僕は一人で地面に着地し、ひっそりと隠れながら正門前まで向かう。女の子一人誘うのにどうしてここまで苦労しなければならないのか甚だ疑問だ。
「待たせましたわね。行きますわよ」
正門前でしばらく待っていると、ロゼが暗闇の中でもわかるほど颯爽と歩いてやってくる。そしてそのまま僕の前を歩き出して――
「待って待って! 場所は僕が知ってるんだから、僕の前出ちゃダメでしょ!」
あまりにも自然に歩き出すから僕も反応が遅れてしまった。何というリーダー気質だ。
「あら、そうでしたわね。では、キチンとエスコートなさい」
当たり前のようにロゼが僕に手を差し伸べてくる。え、なに? ダンスパーティーのお供でもしろと?
「……はいはい。手は握らないよ」
僕はまだ到着してもいないのに、肩にずっしりとした疲労がたまるのを自覚しながら歩き出した。ロゼもその後ろについて来ているのが気配でわかる。
「ところで、ディアナという人とあなたは長いのですか?」
歩き出して少ししたところでロゼがそんなことを聞いてきた。
「んー? うん、ロゼよりは知り合ったのが早いと思うよ。稽古を一緒にやり始めたのもそれからすぐだった気がする」
僕は歩く速度を緩めずに答える。後ろからうなずく気配がしたので、僕の答え方に問題はなかったようだ。

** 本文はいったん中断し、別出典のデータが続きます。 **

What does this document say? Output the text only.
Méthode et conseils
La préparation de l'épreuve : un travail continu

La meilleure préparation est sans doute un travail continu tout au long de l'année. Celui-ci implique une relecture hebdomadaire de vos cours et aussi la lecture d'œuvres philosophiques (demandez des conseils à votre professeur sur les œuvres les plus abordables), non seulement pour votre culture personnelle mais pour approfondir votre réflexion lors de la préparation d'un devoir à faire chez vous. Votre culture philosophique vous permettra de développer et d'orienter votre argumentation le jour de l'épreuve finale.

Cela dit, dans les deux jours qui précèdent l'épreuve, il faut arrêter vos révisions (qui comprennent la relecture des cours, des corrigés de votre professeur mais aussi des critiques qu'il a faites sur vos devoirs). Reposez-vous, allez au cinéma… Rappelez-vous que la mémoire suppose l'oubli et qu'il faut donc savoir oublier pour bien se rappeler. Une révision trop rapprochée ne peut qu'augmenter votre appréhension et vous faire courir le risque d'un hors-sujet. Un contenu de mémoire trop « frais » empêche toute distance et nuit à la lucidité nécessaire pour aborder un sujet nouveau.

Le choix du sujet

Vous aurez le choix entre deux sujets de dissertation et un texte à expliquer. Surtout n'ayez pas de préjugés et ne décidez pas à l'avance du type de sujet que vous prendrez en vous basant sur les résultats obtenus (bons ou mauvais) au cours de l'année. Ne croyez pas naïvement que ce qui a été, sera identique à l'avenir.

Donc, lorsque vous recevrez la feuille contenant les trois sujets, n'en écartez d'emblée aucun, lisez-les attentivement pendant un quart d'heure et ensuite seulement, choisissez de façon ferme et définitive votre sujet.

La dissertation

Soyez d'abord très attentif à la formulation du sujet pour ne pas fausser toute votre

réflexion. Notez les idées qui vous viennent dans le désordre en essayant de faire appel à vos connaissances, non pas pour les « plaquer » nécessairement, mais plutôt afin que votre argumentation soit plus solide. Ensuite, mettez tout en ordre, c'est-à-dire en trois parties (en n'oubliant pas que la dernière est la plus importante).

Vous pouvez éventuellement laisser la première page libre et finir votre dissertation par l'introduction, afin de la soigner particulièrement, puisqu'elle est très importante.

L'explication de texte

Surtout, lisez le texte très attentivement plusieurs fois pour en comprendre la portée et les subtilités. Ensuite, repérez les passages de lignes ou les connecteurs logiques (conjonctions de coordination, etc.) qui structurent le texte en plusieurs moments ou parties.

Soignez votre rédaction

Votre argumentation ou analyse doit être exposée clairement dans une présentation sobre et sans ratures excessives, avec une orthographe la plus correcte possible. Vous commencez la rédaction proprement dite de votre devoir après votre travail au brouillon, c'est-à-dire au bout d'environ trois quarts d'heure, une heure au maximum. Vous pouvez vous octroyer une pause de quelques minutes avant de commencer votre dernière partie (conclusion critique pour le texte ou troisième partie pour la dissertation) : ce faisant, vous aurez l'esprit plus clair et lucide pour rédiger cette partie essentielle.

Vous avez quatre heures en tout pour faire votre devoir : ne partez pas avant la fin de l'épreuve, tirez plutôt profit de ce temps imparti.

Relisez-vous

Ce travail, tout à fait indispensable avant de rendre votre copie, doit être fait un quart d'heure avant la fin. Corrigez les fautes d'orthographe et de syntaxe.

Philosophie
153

「……そうですか。それで、ディアナとはどんな人なのです?」
「それも会えばわかるよ」
一言で表すのは簡単だが、もっと詳しく言おうと思うと非常に難しい。あと面倒臭い。
「会う前に知りたいから聞いているのでしょう! ちゃんと答えなさい!」
「だからそれが難しいんだって!」
ロゼのごもっともな言葉を聞きながら、僕はディアナとの待ち合わせ場所を目指して歩を速めた。